2. Combine first 7 ingredients. Place fish, skin side down, on a cutting board or work surface; brush evenly with oil. Sprinkle spice mixture evenly over fish; gently rub mixture into fish. Cover lightly with plastic wrap, and chill 15 minutes.
3. Place fish, skin side down, on grill rack coated with cooking spray; grill 10 minutes or until desired degree of doneness.
4 Servings (serving size: about 4.5 ounces)
Foie Gras Soup with Lentil Gnocchi and Balsamic Onions
Food and Wine (Contributed by Pierre Gagnaire>
3 tablespoons unsalted butter
2 thick slices of lean bacon, finely chopped
1 small carrot, thinly sliced
1/2 small white onion, finely chopped
1/2 cup brown lentils
2 cups water
1/3 cup plus 1 1/2 tablespoons all-purpose flour
1/3 cup plus 1 1/2 tablespoons freshly grated Parmigiano-Reggiano cheese
1 large egg, beaten
1 large egg yolk
1/2 teaspoon salt
1/4 teaspoon freshly ground pepper
BALSAMIC ONION WEDGES
1/2 small red onion, cut into thin wedges
1 tablespoon white balsamic vinegar
FOIE GRAS BROTH
1/3 cup ruby port
1 cup chicken stock or low-sodium broth
One 3-ounce slice of pure foie gras pâté, cut into 1-inch cubes
Salt and freshly ground pepper
Aged balsamic vinegar, for drizzling
MAKE THE GNOCCHI: In a medium saucepan, melt 1 tablespoon of the butter. Add the bacon, carrot and onion and cook over moderate heat, stirring, until the onion is softened, about 4 minutes. Add the lentils and water, cover and simmer over low heat until the lentils are tender, about 30 minutes. Uncover and boil over high heat until most of the water has evaporated, about 5 minutes.
Set aside 1/4 cup of the lentils. Transfer the remaining lentils and any liquid to a food processor and puree. Pass the puree through a coarse strainer into a large bowl; you should have about 1 cup.
Bring a large saucepan of salted water to a boil, then reduce the heat so the water simmers. Set a large bowl of ice water nearby. Add the flour, cheese, egg, egg yolk, salt and pepper to the lentil puree and stir until a dough forms. Transfer the dough to a resealable plastic bag. Using scissors, cut a 1/2-inch diagonal opening from a corner of the bag. Working over the simmering water, pipe out and cut 1/2-inch pieces of the dough, letting them drop into the water. Cook the gnocchi until tender, about 4 minutes. Using a slotted spoon, transfer the gnocchi to the ice water to cool. Drain, gently pat dry with paper towels and transfer to a bowl.

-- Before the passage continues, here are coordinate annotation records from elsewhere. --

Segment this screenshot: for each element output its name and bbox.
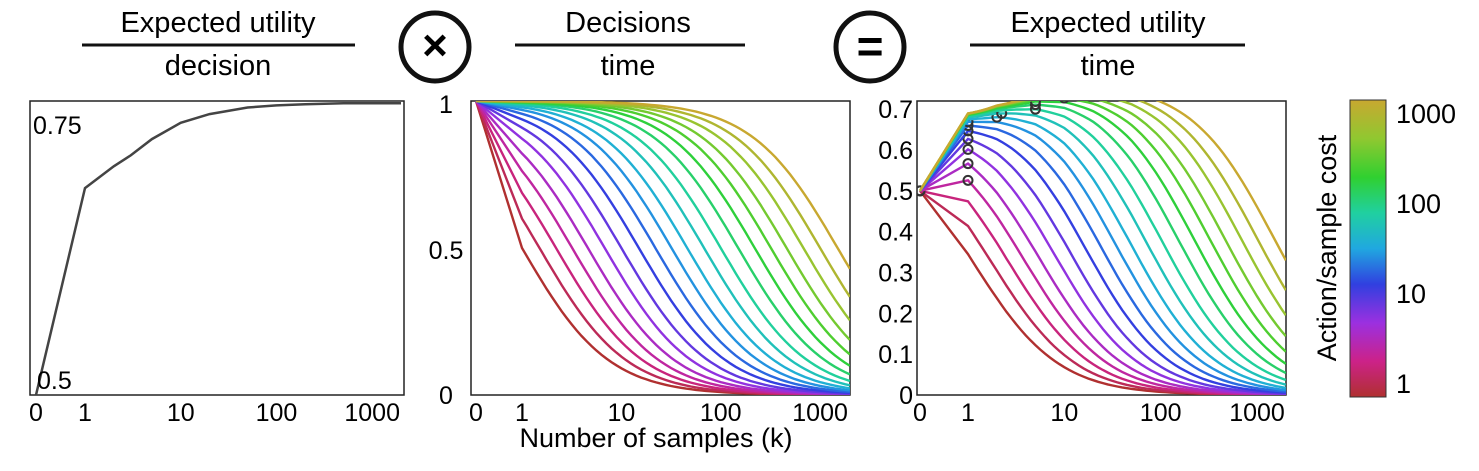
panel3-series-line bbox=[918, 103, 1286, 375]
panel1-ytick: 0.75 bbox=[33, 112, 82, 140]
panel3-title-numerator: Expected utility bbox=[1010, 7, 1206, 39]
panel3-xtick: 10 bbox=[1050, 399, 1078, 427]
panel3-ytick: 0.3 bbox=[878, 260, 913, 288]
panel2-series-line bbox=[475, 101, 850, 393]
panel3-xtick: 1 bbox=[961, 399, 975, 427]
panel3-xtick: 100 bbox=[1140, 399, 1182, 427]
panel2-series-line bbox=[475, 101, 850, 383]
panel3-series-line bbox=[918, 107, 1286, 382]
panel3-optimum-marker bbox=[1060, 91, 1069, 100]
panel2-ytick: 1 bbox=[439, 91, 453, 119]
panel3-xtick: 0 bbox=[913, 399, 927, 427]
panel3-ytick: 0 bbox=[899, 382, 913, 410]
panel3-series-line bbox=[918, 101, 1286, 261]
equals-symbol: = bbox=[857, 20, 884, 72]
panel2-xtick: 1000 bbox=[792, 399, 848, 427]
panel3-series-line bbox=[919, 137, 1286, 395]
panel3-plot bbox=[917, 85, 1286, 395]
panel3-ytick: 0.6 bbox=[878, 137, 913, 165]
panel3-series-line bbox=[918, 101, 1286, 365]
panel3-optimum-marker bbox=[1089, 85, 1098, 94]
panel2-series-line bbox=[475, 101, 850, 270]
panel1-frame bbox=[29, 100, 405, 396]
panel2-series-line bbox=[475, 101, 850, 395]
panel1-xtick: 10 bbox=[167, 399, 195, 427]
panel1-xtick: 1 bbox=[78, 399, 92, 427]
panel2-series-line bbox=[475, 101, 850, 392]
times-circle bbox=[398, 10, 472, 84]
panel3-series-line bbox=[919, 129, 1286, 394]
panel3-optimum-marker bbox=[962, 143, 974, 155]
panel3-ytick: 0.2 bbox=[878, 300, 913, 328]
panel2-ytick: 0.5 bbox=[429, 237, 464, 265]
panel3-ytick: 0.7 bbox=[878, 96, 913, 124]
panel3-optimum-marker bbox=[962, 174, 974, 186]
panel2-series-line bbox=[475, 101, 850, 376]
colorbar-tick: 1 bbox=[1396, 369, 1411, 399]
panel3-header: Expected utility time bbox=[970, 7, 1245, 82]
panel1-xtick: 1000 bbox=[344, 399, 400, 427]
panel1-title-numerator: Expected utility bbox=[120, 7, 316, 39]
panel2-ytick: 0 bbox=[439, 382, 453, 410]
panel3-optimum-marker bbox=[962, 158, 974, 170]
panel2-xtick: 0 bbox=[469, 399, 483, 427]
panel1-plot bbox=[34, 101, 401, 395]
panel2-title-numerator: Decisions bbox=[565, 7, 691, 39]
panel3-series-line bbox=[918, 112, 1286, 386]
colorbar-ticks: 1 10 100 1000 bbox=[1396, 99, 1456, 399]
panel3-ytick: 0.1 bbox=[878, 341, 913, 369]
panel2-series-line bbox=[475, 101, 850, 341]
panel1-xtick: 0 bbox=[29, 399, 43, 427]
panel2-xtick: 10 bbox=[607, 399, 635, 427]
times-symbol: × bbox=[422, 21, 448, 70]
panel3-ytick: 0.5 bbox=[878, 178, 913, 206]
panel1-title-denominator: decision bbox=[165, 50, 271, 82]
panel2-xtick: 1 bbox=[515, 399, 529, 427]
panel2-xtick: 100 bbox=[700, 399, 742, 427]
panel3-ytick: 0.4 bbox=[878, 219, 913, 247]
panel2-plot bbox=[474, 101, 850, 395]
panel2-series-line bbox=[475, 101, 850, 367]
colorbar-tick: 1000 bbox=[1396, 99, 1456, 129]
colorbar bbox=[1349, 99, 1387, 398]
panel3-series-line bbox=[918, 101, 1286, 353]
equals-circle bbox=[833, 10, 907, 84]
colorbar-tick: 10 bbox=[1396, 279, 1426, 309]
panel2-title-denominator: time bbox=[601, 50, 656, 82]
panel2-series-line bbox=[475, 101, 850, 390]
panel3-series-line bbox=[919, 120, 1286, 392]
panel3-optimum-marker bbox=[1060, 89, 1069, 98]
panel2-series-line bbox=[475, 101, 850, 395]
panel2-series-line bbox=[475, 101, 850, 356]
panel3-optimum-marker bbox=[1059, 101, 1069, 104]
colorbar-tick: 100 bbox=[1396, 189, 1441, 219]
panel3-series-line bbox=[919, 162, 1286, 395]
panel3-series-line bbox=[919, 147, 1286, 395]
panel1-header: Expected utility decision bbox=[82, 7, 355, 82]
panel3-series-line bbox=[919, 115, 1286, 390]
colorbar-label: Action/sample cost bbox=[1312, 134, 1342, 361]
panel3-xtick: 1000 bbox=[1229, 399, 1285, 427]
panel2-frame bbox=[470, 100, 851, 396]
panel2-header: Decisions time bbox=[515, 7, 745, 82]
panel3-optimum-marker bbox=[1089, 87, 1098, 96]
panel1-xtick: 100 bbox=[256, 399, 298, 427]
panel2-xlabel: Number of samples (k) bbox=[519, 423, 792, 453]
equals-operator: = bbox=[833, 10, 907, 84]
panel3-series-line bbox=[919, 124, 1286, 393]
panel1-ytick: 0.5 bbox=[37, 367, 72, 395]
panel2-series-line bbox=[475, 101, 850, 387]
panel3-title-denominator: time bbox=[1081, 50, 1136, 82]
times-operator: × bbox=[398, 10, 472, 84]
panel1-curve bbox=[34, 101, 401, 395]
panel2-series-line bbox=[475, 101, 850, 394]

In a large nonstick skillet, melt the remaining 2 tablespoons of butter. Add the gnocchi and cook over moderate heat, stirring a few times, until lightly browned, about 3 minutes.
PREPARE THE BALSAMIC ONION WEDGES: Put the onion wedges on a microwave-safe plate and drizzle with the white balsamic vinegar. Cover with plastic wrap and microwave on high power for 1 minute.
MAKE THE FOIE GRAS BROTH: In a medium saucepan, boil the port over high heat until reduced by half, about 4 minutes. Add the chicken stock and bring to a boil. Pour the mixture into a blender and add the foie gras cubes. Puree until smooth, then pass the foie gras broth through a fine strainer into the saucepan. Warm the broth over moderately low heat, whisking constantly; do not boil. Season with salt and pepper.
Rewarm the gnocchi. Spoon the gnocchi and the reserved lentils into 6 small bowls. Ladle the foie gras broth over the gnocchi and garnish with the onion wedges. Drizzle each serving with aged balsamic vinegar and serve right away.
MAKE AHEAD The boiled gnocchi can be lightly tossed with oil and refrigerated overnight.